Programming for Internationalization FAQ

Programming for Internationalization FAQ

Post by m.. » Mon, 26 Jul 1999 04:00:00



Archive-name: internationalization/programming-faq
Posting-Frequency: monthly
Version: 1.93

                  Programming for Internationalization

                          Michael K. Gschwind

DISCLAIMER: THE AUTHOR MAKES NO WARRANTY OF ANY KIND WITH REGARD TO
THIS MATERIAL, INCLUDING, BUT NOT LIMITED TO, THE IMPLIED WARRANTIES
OF MERCHANTABILITY AND FITNESS FOR A PARTICULAR PURPOSE.

Note: Most of this was tested on a Sun 10, running SunOS 4.1.* - other
systems might differ slightly

This FAQ discusses topics related to internationalization.

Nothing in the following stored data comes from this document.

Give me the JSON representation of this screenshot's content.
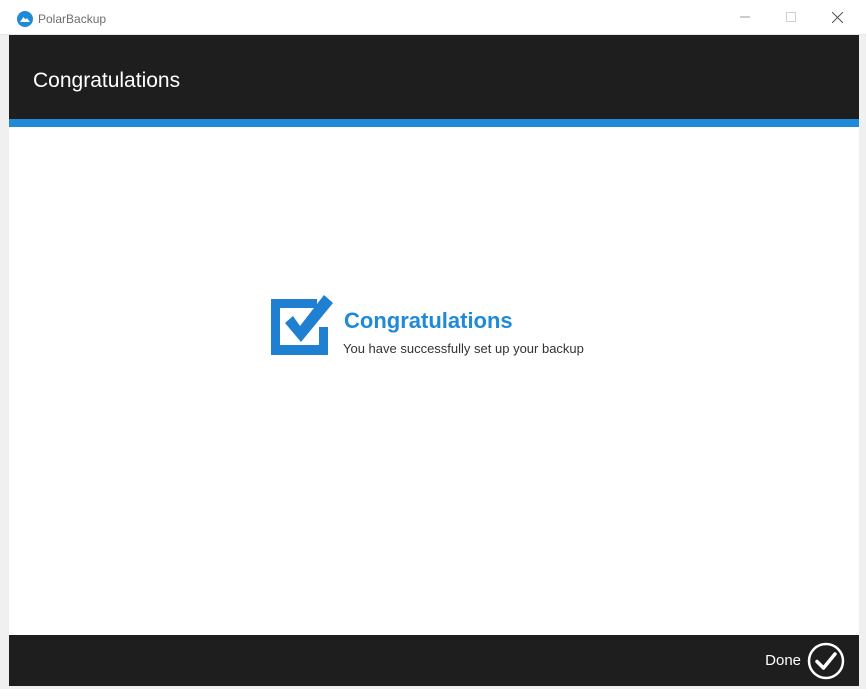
{
  "window": {
    "title": "PolarBackup",
    "icon": "polarbackup-logo-icon",
    "controls": [
      "minimize-icon",
      "maximize-icon",
      "close-icon"
    ]
  },
  "header": {
    "title": "Congratulations"
  },
  "content": {
    "icon": "checkbox-checked-icon",
    "title": "Congratulations",
    "subtitle": "You have successfully set up your backup"
  },
  "footer": {
    "done_label": "Done",
    "done_icon": "check-circle-icon"
  },
  "colors": {
    "accent": "#1f8ad8",
    "header_bg": "#1e1e1e",
    "content_bg": "#ffffff"
  }
}
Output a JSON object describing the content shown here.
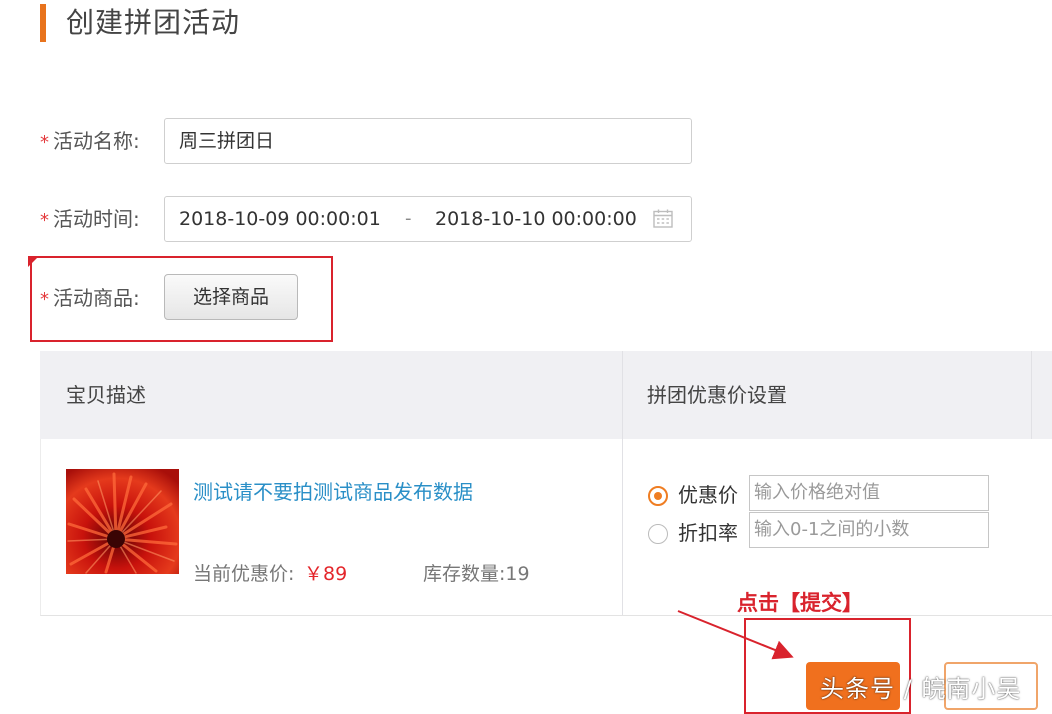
{
  "page": {
    "title": "创建拼团活动",
    "accent": "#e8731d"
  },
  "form": {
    "required_mark": "*",
    "name": {
      "label": "活动名称:",
      "value": "周三拼团日"
    },
    "time": {
      "label": "活动时间:",
      "start": "2018-10-09 00:00:01",
      "separator": "-",
      "end": "2018-10-10 00:00:00",
      "icon": "calendar-icon"
    },
    "goods": {
      "label": "活动商品:",
      "button": "选择商品"
    }
  },
  "table": {
    "headers": [
      "宝贝描述",
      "拼团优惠价设置"
    ],
    "rows": [
      {
        "product_title": "测试请不要拍测试商品发布数据",
        "price_label": "当前优惠价:",
        "price_value": "￥89",
        "stock_label": "库存数量:19",
        "options": [
          {
            "label": "优惠价",
            "selected": true,
            "placeholder": "输入价格绝对值"
          },
          {
            "label": "折扣率",
            "selected": false,
            "placeholder": "输入0-1之间的小数"
          }
        ]
      }
    ]
  },
  "annotation": {
    "text": "点击【提交】",
    "color": "#d9232d"
  },
  "watermark": "头条号 / 皖南小吴"
}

Simple i18n
support for Europe, Latin America, and the Middle East might use of
the ISO 8859-X based 8 bit character sets.  For wider portability, a
standard such as Unicode is in order.

This FAQ discusses how to program applications which support the use
European (Latin American) national character sets on UNIX-based
systems and standard C environments, and discusses some choices with
respect to character sets.

INTRODUCTION

Most of the information given here is independent of the character
encoding used (e.g. DEC MCS, ISO Latin-X, etc.), but can be applied to
any character set, providing the programming environment has
provisions for this standard.

1. Which coding should I use for accented characters?
Use the internationally standardized ISO-8859-1 character set to type
accented characters. This character set contains all characters
necessary to type (West) European languages. This encoding is also the
preferred encoding on the Internet.  ISO 8859-X character sets use the
characters 0xa0 through 0xff to represent national characters, while
the characters in the 0x20-0x7f range are those used in the US-ASCII
(ISO 646) character set.  Thus, ASCII text is a proper subset of all
ISO 8859-X character sets.  

The characters 0x80 through 0x9f are earmarked as extended control
chracters, and are not used for encoding characters.  These characters
are not currently used to specify anything.  A practical reason for
this is interoperability with 7 bit devices (or when the 8th bit gets
stripped by faulty software).  Devices would then interpret the character
as some control character and put the device in an undefined state.
(When the 8th bit gets stripped from the characters at 0xa0 to 0xff, a
wrong character is represented, but this cannot change the state of a
terminal or other device.)

This character set is also used by AmigaDOS, MS-Windows, VMS (DEC MCS
is practically equivalent to ISO 8859-1) and (practically all) UNIX
implementations.  MS-DOS normally uses a different character set and
is not compatible with this character set. (It can, however, be
translated to this format with various tools. See below.)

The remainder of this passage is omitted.